At sixteen, my mother protested the Vietnam War, sang in a band, and left home to hitchhike across the United States with her much older boyfriend, whom she called the Silver Fox. They were headed to the Woodstock music festival, and as she tells the story, they took acid on Tuesdays, LSD on Fridays, and missed the concert due to a broken-down car.
She left again at the age of seventeen, this time for London, where she took up residence in a Kensington squat and learned how to blow glass. She claims that she was the first female stained-glass blower in England, and while I have no idea how to fact-check that, or what it signifies, I do know that she made all the glass prisms that hung in our garden. I called them the rainbow makers, because they turned droplets of water into sparkling Technicolor bursts that danced around the array of things my mother grew, from roses and rhubarb to carrots and coreopsis—and sometimes psilocybin (magic mushrooms).
In London my mother also learned to make her famous chili. To be part of the squat meant everyone took turns adding one ingredient, often stolen, to the communal pot that stayed simmering on the stove all day. An onion, carrot, or bell pepper. A bag of beans. My mother’s recipe has twenty-eight ingredients, one for each day in February, and is a dish that I make to this day.
My mother was in her mid-twenties and still living in London when her father died in a plane crash. He was an engineer for a Canadian royal commission that was creating a power-planning initiative for Ontario. He and eight others, including an indigenous chief, were flying in a Cessna on a research trip when their plane hit high-voltage wires while trying to land in bad weather. As a result, the Canadian government gave my grandmother a big chunk of money, which she subsequently used to take my mother on a trip around the world, to Morocco, India, and Japan, places that were all considered extremely exotic and foreign for Canadians in 1978. My mom and grandmother used this travel as an opportunity to get to know other cultures—and probably each other, as well.
Upon their return home, my mother decided to stay in Canada and go to university, which was where she met my father. She was going to call me Zoe, but then I entered the world still sound asleep, so she changed my name to Aurora, after Sleeping Beauty.

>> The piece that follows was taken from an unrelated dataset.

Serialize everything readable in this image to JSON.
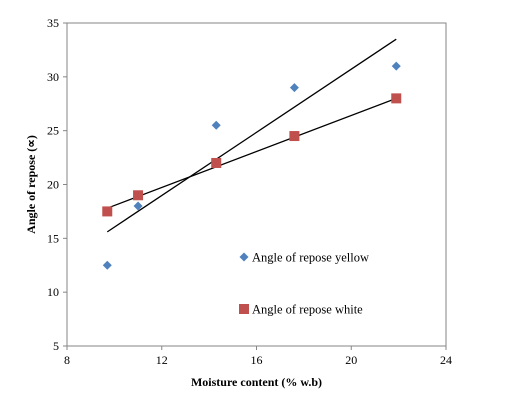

I spent my first six years in a tiny town called Guelph living with my mother and grandmother in a small, white bungalow. “Nanny” helped raise me. She had big, bright, clear blue eyes that were magnified by glasses, the size and shape of clear sand dollars, and wore silk blouses with big floral patterns tucked neatly into her slacks or skirt. She never left the house without her hair pressed and set, lipstick applied, and often wearing a fur coat. She even got me a mini fur that matched one of hers, which I wore over my taffeta dresses with Mary Janes and ankle socks to see The Nutcracker, our annual ritual. I thought I was chic before ever knowing what the word meant. “A man does not buy his wife fur to keep her warm, but to keep her pleasant,” was something Nanny often said. She was a woman from a different era, old-fashioned, and always kept a linen hankie in her coat pocket with a Werther’s butterscotch.
While Nanny defined “ladylike,” my mother’s style was textbook Bohemian. She preferred Indian earth-toned cotton skirts with drawstrings that ended in tiny brass bells and wore tube tops (without a bra). She almost always had fresh-cut flowers clipped in her hair and would leave a trail of sandalwood, frangipani, and spice wherever she went because Nag Champa was her go-to scent. Though every so often she’d add a spritz of a Dior perfume called Poison.
My mother worked as a landscape architect for Mississauga, the small city outside of Toronto where she had grown up. One of her jobs was to preserve and protect public trees. When my friend’s father, a developer, cut down a tree that was on city property, she was livid.